The first user of a workspace is its owner. Everyone else arrives by invitation. Full specifics: team README.

Invitations & seats

  • Inviting requires an available seat — seats are a hard per-tier cap (a limit, not a resetting quota; see Plans & entitlements). Today's caps: starter 3 / growth 10 / elite 50 (placeholder magnitudes, not committed pricing).
  • The seat is checked at invite time but consumed at accept time. There is no reservation: an owner near the cap can over-issue invites, and the last joiner to accept is the one refused (LIMIT_REACHED, with guidance to ask an administrator to free a seat or upgrade). This is a deliberate trade-off.
  • Accepting is public — the single-use invitation token is the credential.

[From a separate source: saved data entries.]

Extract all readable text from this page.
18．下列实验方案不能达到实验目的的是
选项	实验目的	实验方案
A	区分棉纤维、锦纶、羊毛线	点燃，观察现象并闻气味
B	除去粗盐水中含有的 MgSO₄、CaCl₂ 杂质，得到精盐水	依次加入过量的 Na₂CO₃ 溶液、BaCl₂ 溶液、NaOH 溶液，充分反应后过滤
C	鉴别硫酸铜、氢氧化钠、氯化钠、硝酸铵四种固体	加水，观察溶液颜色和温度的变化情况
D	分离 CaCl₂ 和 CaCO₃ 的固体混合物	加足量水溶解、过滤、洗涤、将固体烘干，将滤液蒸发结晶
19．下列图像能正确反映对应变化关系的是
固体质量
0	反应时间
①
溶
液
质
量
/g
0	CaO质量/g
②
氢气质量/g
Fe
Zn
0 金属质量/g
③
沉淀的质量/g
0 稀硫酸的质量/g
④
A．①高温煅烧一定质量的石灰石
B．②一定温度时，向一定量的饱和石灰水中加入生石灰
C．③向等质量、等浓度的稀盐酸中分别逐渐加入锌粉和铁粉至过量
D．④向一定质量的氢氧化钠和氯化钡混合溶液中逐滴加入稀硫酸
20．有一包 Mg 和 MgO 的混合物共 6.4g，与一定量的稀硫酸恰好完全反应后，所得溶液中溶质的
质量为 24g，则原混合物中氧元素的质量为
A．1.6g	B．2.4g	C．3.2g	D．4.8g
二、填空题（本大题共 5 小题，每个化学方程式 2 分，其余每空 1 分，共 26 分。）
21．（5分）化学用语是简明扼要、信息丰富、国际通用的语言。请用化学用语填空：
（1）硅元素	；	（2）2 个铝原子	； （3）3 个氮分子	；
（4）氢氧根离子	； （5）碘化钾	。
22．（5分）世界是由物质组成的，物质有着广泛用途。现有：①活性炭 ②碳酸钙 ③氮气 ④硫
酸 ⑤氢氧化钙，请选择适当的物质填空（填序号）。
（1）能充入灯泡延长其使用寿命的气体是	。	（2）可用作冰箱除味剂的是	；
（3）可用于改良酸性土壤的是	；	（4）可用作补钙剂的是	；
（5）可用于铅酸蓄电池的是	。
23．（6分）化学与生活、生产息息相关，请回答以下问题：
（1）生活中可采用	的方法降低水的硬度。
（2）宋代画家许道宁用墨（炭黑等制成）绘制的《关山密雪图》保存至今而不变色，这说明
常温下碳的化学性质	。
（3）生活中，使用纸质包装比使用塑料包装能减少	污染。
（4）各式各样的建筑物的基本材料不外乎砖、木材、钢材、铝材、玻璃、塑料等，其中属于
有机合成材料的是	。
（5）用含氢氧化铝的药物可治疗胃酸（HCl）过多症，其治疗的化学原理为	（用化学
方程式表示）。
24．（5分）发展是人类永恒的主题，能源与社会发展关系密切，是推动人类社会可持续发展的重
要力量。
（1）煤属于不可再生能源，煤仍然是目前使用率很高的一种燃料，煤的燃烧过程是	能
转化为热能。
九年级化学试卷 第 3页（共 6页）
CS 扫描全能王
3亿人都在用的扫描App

The new member is created active with the invited role, then runs their own email-verification + MFA journey.
  • Pending invitations can be listed and revoked.

Member management

  • Role changes, deactivation, reactivation all require step-up MFA.
  • Deactivating a member frees their seat and revokes their sessions immediately; reactivating re-consumes a seat (and can itself hit the cap).
  • The last-owner guard: the only remaining owner can never be demoted or deactivated (refused with LAST_OWNER) — a workspace cannot orphan itself.

Roles — per-tenant vocabulary of a global language

  • The permission vocabulary is global (the same catalog of permission keys platform-wide), but roles are per-tenant: each workspace composes its own bundles of permissions.
  • Every workspace is provisioned with four protected defaultsowner, admin, approver, member — which can be assigned but never edited or deleted.
  • Custom roles (create / edit / delete, all step-up-gated) are a premium capability — gated on the team.advanced-roles feature, granted on the top tier only today.
  • No privilege escalation: a member can only grant permissions they themselves hold — a narrow role-manager cannot mint a stronger role and assign it to themselves.
  • Deleting a role that members still hold is refused unless the deletion names a reassignment target role, in which case holders are moved over first.
  • Some permissions depend on others (you cannot invite to a team you cannot see); dependencies are auto-completed when a role is composed, so an impossible role cannot exist.

What stands between a user and an action (the gate stack)

For any client action, in order: a live session in the right workspace → account active → workspace not compliance-frozen/closed (see Tenant lifecycle) → the required permission (via a role) → the required entitlement (jurisdiction + tier, see Plans & entitlements) → for sensitive actions, a fresh step-up. Every layer fails closed.